Elasticsearch: Allow non numeric numbers in JsonParser

Created on 5 Apr 2013  路  8Comments  路  Source: elastic/elasticsearch

I need to index number with NaN values...
Could you allow non numeric number as you allowed comments (https://github.com/elasticsearch/elasticsearch/issues/1394).

jsonFactory.configure(JsonParser.Feature.ALLOW_NON_NUMERIC_NUMBERS, true);

Could these settings be configurable in ElasticSearch?

Most helpful comment

If I understand correctly, ignore_malformed has no impact here. This error isn't thrown by the mapper parser. It's thrown by Jackson when parsing the request json.
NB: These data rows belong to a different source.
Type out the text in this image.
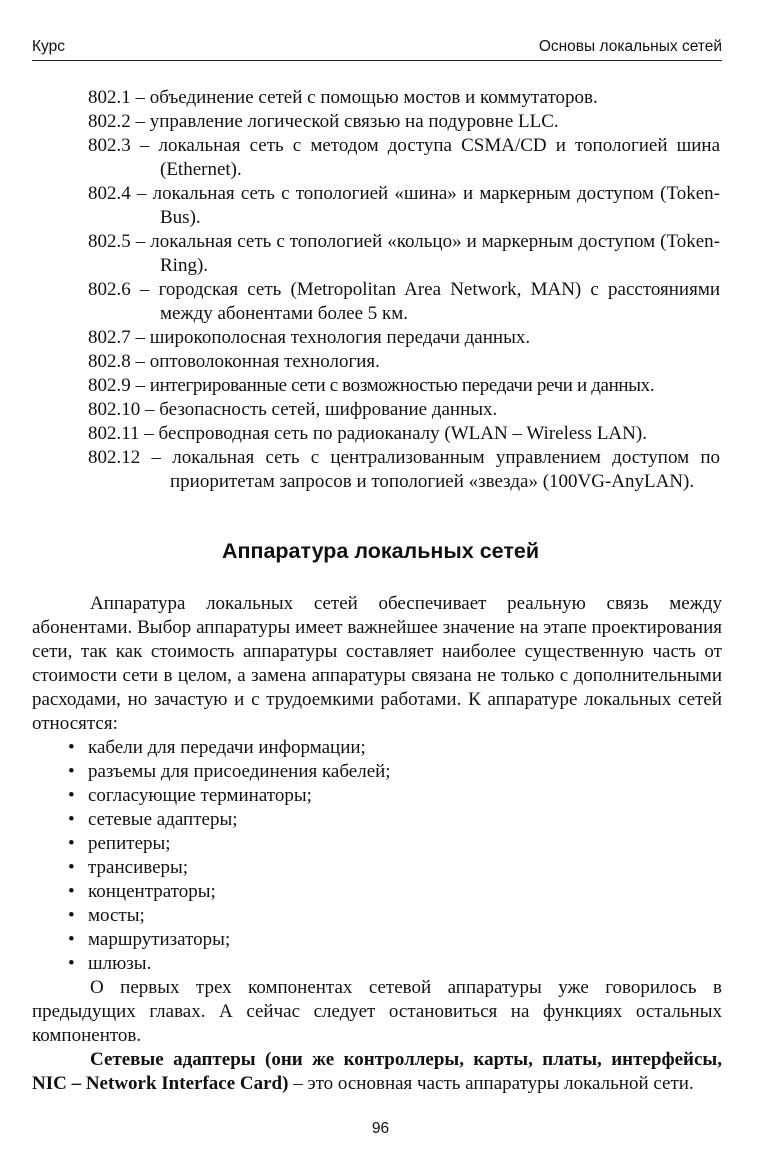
Курс	Основы локальных сетей
802.1 – объединение сетей с помощью мостов и коммутаторов.
802.2 – управление логической связью на подуровне LLC.
802.3 – локальная сеть с методом доступа CSMA/CD и топологией шина (Ethernet).
802.4 – локальная сеть с топологией «шина» и маркерным доступом (Token-Bus).
802.5 – локальная сеть с топологией «кольцо» и маркерным доступом (Token-Ring).
802.6 – городская сеть (Metropolitan Area Network, MAN) с расстояниями между абонентами более 5 км.
802.7 – широкополосная технология передачи данных.
802.8 – оптоволоконная технология.
802.9 – интегрированные сети с возможностью передачи речи и данных.
802.10 – безопасность сетей, шифрование данных.
802.11 – беспроводная сеть по радиоканалу (WLAN – Wireless LAN).
802.12 – локальная сеть с централизованным управлением доступом по приоритетам запросов и топологией «звезда» (100VG-AnyLAN).
Аппаратура локальных сетей

Аппаратура локальных сетей обеспечивает реальную связь между абонентами. Выбор аппаратуры имеет важнейшее значение на этапе проектирования сети, так как стоимость аппаратуры составляет наиболее существенную часть от стоимости сети в целом, а замена аппаратуры связана не только с дополнительными расходами, но зачастую и с трудоемкими работами. К аппаратуре локальных сетей относятся:

• кабели для передачи информации;
• разъемы для присоединения кабелей;
• согласующие терминаторы;
• сетевые адаптеры;
• репитеры;
• трансиверы;
• концентраторы;
• мосты;
• маршрутизаторы;
• шлюзы.

О первых трех компонентах сетевой аппаратуры уже говорилось в предыдущих главах. А сейчас следует остановиться на функциях остальных компонентов.

Сетевые адаптеры (они же контроллеры, карты, платы, интерфейсы, NIC – Network Interface Card) – это основная часть аппаратуры локальной сети.

96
Let me demonstrate the difference.

curl -XPUT http://localhost:9200/bad_numbiz/_doc/1?pretty=true -H 'Content-Type: application/json' -d '{
>   "age":1.7976931348623157e+308}'

returns

{
  "error" : {
    "root_cause" : [
      {
        "type" : "mapper_parsing_exception",
        "reason" : "failed to parse field [age] of type [float]"
      }
    ],
    "type" : "mapper_parsing_exception",
    "reason" : "failed to parse field [age] of type [float]",
    "caused_by" : {
      "type" : "illegal_argument_exception",
      "reason" : "[float] supports only finite values, but got [Infinity]"
    }
  },
  "status" : 400
}

I can prevent that.

curl -XPUT http://localhost:9200/bad_numbiz?pretty=true -H 'Content-Type: application/json' -d '{
>   "settings": {"index": {"mapping.ignore_malformed": true}}}'
{
  "acknowledged" : true,
  "shards_acknowledged" : true,
  "index" : "bad_numbiz"
}
curl -XPUT http://localhost:9200/bad_numbiz/_doc/1?pretty=true -H 'Content-Type: application/json' -d '{
  "age":1.7976931348623157e+308}'
{
  "_index" : "bad_numbiz",
  "_type" : "_doc",
  "_id" : "1",
  "_version" : 1,
  "result" : "created",
  "_shards" : {
    "total" : 2,
    "successful" : 1,
    "failed" : 0
  },
  "_seq_no" : 0,
  "_primary_term" : 1
}

However, if I provide a NaN field value:

curl -XPUT http://localhost:9200/bad_numbiz/_doc/3?pretty=true -H 'Content-Type: application/json' -d '{"other": NaN}'

the response is

{
  "error" : {
    "root_cause" : [
      {
        "type" : "mapper_parsing_exception",
        "reason" : "failed to parse"
      }
    ],
    "type" : "mapper_parsing_exception",
    "reason" : "failed to parse",
    "caused_by" : {
      "type" : "json_parse_exception",
      "reason" : "Non-standard token 'NaN': enable JsonParser.Feature.ALLOW_NON_NUMERIC_NUMBERS to allow\n at [Source: org.elasticsearch.common.bytes.BytesReference$MarkSupportingStreamInputWrapper@7c5c36af; line: 1, column: 14]"
    }
  },
  "status" : 400
}

That seems to be generated by the Jackson JSON parser.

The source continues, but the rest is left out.